In fact a BlockId would unambiguously identify the source node, so it would give you more information.

I thought about that but I couldn't figure out a way where this seems really better.

  • It would in the trivial way only give us the source block not the node. Currently I only need info from the exit node.
  • If we want to look up the exit node directly we have to create and keep up to date a mapping from BlockId to exit CmmNode. This can get complex when the backend deletes, or inserts new basic blocks.

If it's very helpful for other optimizations we can always change this later.
In the end keeping some information between passes by pinning it to the edges seemed simpler for the block layout use case.


As far as I know mapAlter has a small overhead because of the maybes if we already know entries will exist and we will never remove the entry.

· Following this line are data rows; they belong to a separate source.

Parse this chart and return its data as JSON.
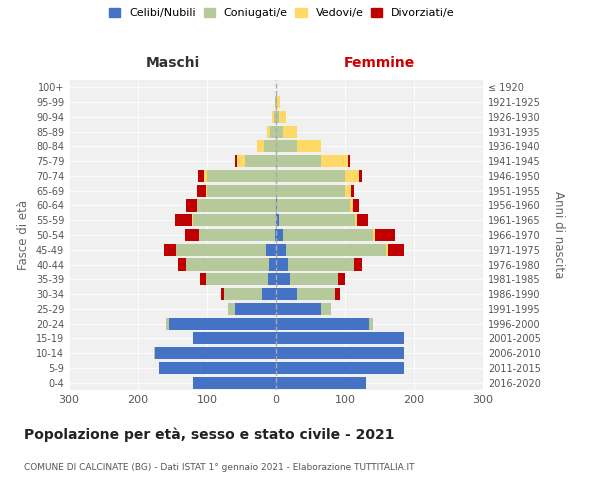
{
  "age_groups": [
    "0-4",
    "5-9",
    "10-14",
    "15-19",
    "20-24",
    "25-29",
    "30-34",
    "35-39",
    "40-44",
    "45-49",
    "50-54",
    "55-59",
    "60-64",
    "65-69",
    "70-74",
    "75-79",
    "80-84",
    "85-89",
    "90-94",
    "95-99",
    "100+"
  ],
  "birth_years": [
    "2016-2020",
    "2011-2015",
    "2006-2010",
    "2001-2005",
    "1996-2000",
    "1991-1995",
    "1986-1990",
    "1981-1985",
    "1976-1980",
    "1971-1975",
    "1966-1970",
    "1961-1965",
    "1956-1960",
    "1951-1955",
    "1946-1950",
    "1941-1945",
    "1936-1940",
    "1931-1935",
    "1926-1930",
    "1921-1925",
    "≤ 1920"
  ],
  "males": {
    "celibe": [
      120,
      170,
      175,
      120,
      155,
      60,
      20,
      12,
      10,
      15,
      2,
      0,
      0,
      0,
      0,
      0,
      0,
      0,
      0,
      0,
      0
    ],
    "coniugato": [
      0,
      0,
      2,
      0,
      5,
      10,
      55,
      90,
      120,
      130,
      110,
      120,
      115,
      100,
      100,
      45,
      18,
      8,
      3,
      1,
      0
    ],
    "vedovo": [
      0,
      0,
      0,
      0,
      0,
      0,
      0,
      0,
      0,
      0,
      0,
      2,
      0,
      2,
      5,
      12,
      10,
      5,
      3,
      1,
      0
    ],
    "divorziato": [
      0,
      0,
      0,
      0,
      0,
      0,
      5,
      8,
      12,
      18,
      20,
      25,
      15,
      12,
      8,
      2,
      0,
      0,
      0,
      0,
      0
    ]
  },
  "females": {
    "nubile": [
      130,
      185,
      185,
      185,
      135,
      65,
      30,
      20,
      18,
      15,
      10,
      5,
      2,
      0,
      0,
      0,
      0,
      0,
      0,
      0,
      0
    ],
    "coniugata": [
      0,
      0,
      0,
      0,
      5,
      15,
      55,
      70,
      95,
      145,
      130,
      110,
      105,
      100,
      100,
      65,
      30,
      10,
      5,
      2,
      0
    ],
    "vedova": [
      0,
      0,
      0,
      0,
      0,
      0,
      0,
      0,
      0,
      3,
      3,
      3,
      5,
      8,
      20,
      40,
      35,
      20,
      10,
      4,
      0
    ],
    "divorziata": [
      0,
      0,
      0,
      0,
      0,
      0,
      8,
      10,
      12,
      22,
      30,
      15,
      8,
      5,
      5,
      2,
      0,
      0,
      0,
      0,
      0
    ]
  },
  "colors": {
    "celibe_nubile": "#4472c4",
    "coniugato": "#b5c99a",
    "vedovo": "#ffd966",
    "divorziato": "#c00000"
  },
  "title": "Popolazione per età, sesso e stato civile - 2021",
  "subtitle": "COMUNE DI CALCINATE (BG) - Dati ISTAT 1° gennaio 2021 - Elaborazione TUTTITALIA.IT",
  "xlabel_left": "Maschi",
  "xlabel_right": "Femmine",
  "ylabel_left": "Fasce di età",
  "ylabel_right": "Anni di nascita",
  "xlim": 300,
  "legend_labels": [
    "Celibi/Nubili",
    "Coniugati/e",
    "Vedovi/e",
    "Divorziati/e"
  ],
  "bg_color": "#f0f0f0"
}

Using mapAdjust (which doesn't exist currently) would be an option but I tried to avoid using Map functions somewhat to make it easier to switch out the underlying data structure if we need to in the future.


I actually intended it to do the exact comparison. My mistake was to assume that setDifference is the symmetric version.


I will expand the comment with more context and point to the shortcut info in the Cmm shortcut info.


Good catch.


Good Catch.

Sometimes I ended up looking at code using Label somewhere else while writing a function and my brain just switches over to using Label and I only notice the next time I look at it.


In general I think such definitions can be helpful for clarity as they reduce irrelevant noise when reading code.

In this case though turns out I have refactored away all uses by now. So I deleted it.

AndreasK marked 9 inline comments as done.Oct 20 2018, 6:29 AM

As I want to get this into 8.8 a last call for reviews! I will look to land this in the next two days.

AndreasK updated this revision to Diff 18705.Nov 16 2018, 9:52 AM
  • Use foldMap to collect nodes of the cfg
  • Bikeshedding of flag names
  • More bikeshedding
RyanGlScott accepted this revision.Nov 16 2018, 9:59 AM
RyanGlScott added a subscriber: RyanGlScott.

These flag names look good to me. Great patch.

This revision is now accepted and ready to land.Nov 16 2018, 9:59 AM
AndreasK updated this revision to Diff 18714.Nov 17 2018, 2:54 AM
  • Rebase, add release note.
AndreasK edited the summary of this revision. (Show Details)Nov 17 2018, 3:01 AM
This revision was automatically updated to reflect the committed changes.